At first blush, it sounds like Burning Man: A temporary city springs up on a dusty plain, complete with its own Department of Works. Lured by the promise of spiritual renewal, surprising numbers of people swarm to the tent metropolis, set up bright temples, and make huge, ornate pieces of art. Firsthand accounts call it beautiful, joyous, and bizarre. But if the two events sound similar, India's Kumbh Mela is the mountain to Burning Man's molehill in size as well as significance. Held once every 12 years, Kumbh Mela is the world's oldest and largest gathering, a Hindu pilgrimage whose participants number up to 70 million. Yet it's little known outside of India.

Filmmakers Nick Day and Maurizio Benazzo had heard about it, though, and wanted to share. Setting out for Allahabad with a documentary crew, they came home with footage of ecstatic sadhus (holy men) with flowers in their hair, throngs of pilgrims rushing into the region's sacred rivers, and the Dalai Lama's press conference.

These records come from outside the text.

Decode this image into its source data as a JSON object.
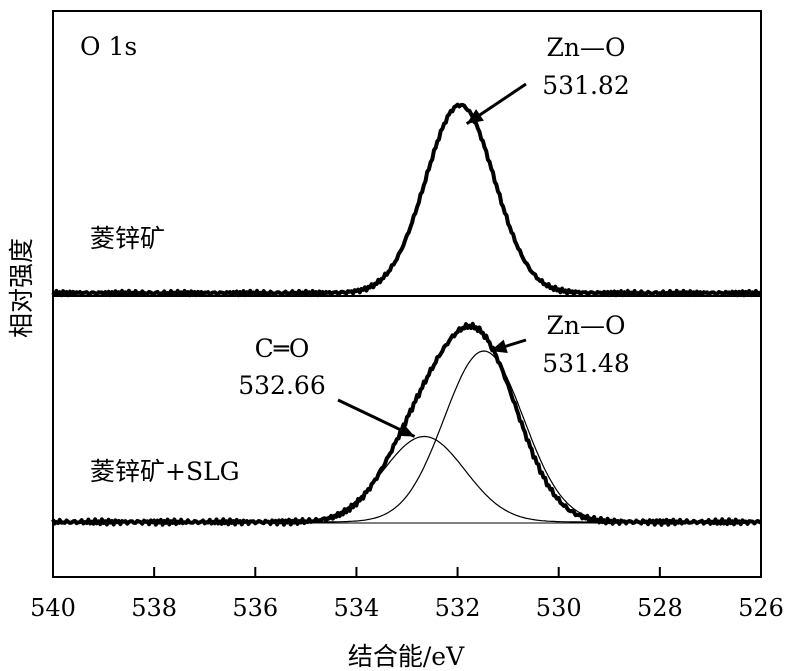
{
  "chart_data": {
    "type": "line",
    "xlabel": "结合能/eV",
    "ylabel": "相对强度",
    "xlim": [
      540,
      526
    ],
    "x_ticks": [
      "540",
      "538",
      "536",
      "534",
      "532",
      "530",
      "528",
      "526"
    ],
    "x_tick_values": [
      540,
      538,
      536,
      534,
      532,
      530,
      528,
      526
    ],
    "panel_label": "O 1s",
    "grid": false,
    "legend": "none",
    "panels": [
      {
        "sample_label": "菱锌矿",
        "series": [
          {
            "role": "envelope",
            "peak_center": 531.95,
            "peak_height": 0.8,
            "fwhm": 1.6,
            "baseline": 0
          }
        ],
        "annotations": [
          {
            "species": "Zn—O",
            "value": "531.82",
            "target_x": 531.82,
            "target_y": 0.72
          }
        ]
      },
      {
        "sample_label": "菱锌矿+SLG",
        "series": [
          {
            "role": "envelope",
            "components": [
              {
                "center": 532.75,
                "height": 0.28,
                "fwhm": 1.7
              },
              {
                "center": 531.55,
                "height": 0.6,
                "fwhm": 1.8
              }
            ],
            "baseline": 0
          },
          {
            "role": "component",
            "label": "C═O",
            "peak_center": 532.66,
            "peak_height": 0.3,
            "fwhm": 1.9
          },
          {
            "role": "component",
            "label": "Zn—O",
            "peak_center": 531.48,
            "peak_height": 0.6,
            "fwhm": 1.85
          }
        ],
        "annotations": [
          {
            "species": "C═O",
            "value": "532.66",
            "target_x": 532.85,
            "target_y": 0.3
          },
          {
            "species": "Zn—O",
            "value": "531.48",
            "target_x": 531.35,
            "target_y": 0.6
          }
        ]
      }
    ]
  }
}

The sheer number of people was hard to capture: Even using a camera's extreme long shot, only a few thousand of the devout are visible. The filmmakers' solution was to include a satellite shot of this human Great Wall, which is, sure enough, visible from space. The result is an award-winning film, Short Cut to Nirvana, the title referencing the Hindu belief that the festival's high point, bathing at the confluence of the two real (Ganges and Yamuna) and one mythical (Sarasvati) rivers, will get you closer to the blissful release from the cycle of rebirth known as nirvana. It could easily have been a silly Westerners' oglefest, but instead we see an intelligent and inquisitive team at work, and a knowing set of eyes behind the cinematography and editing.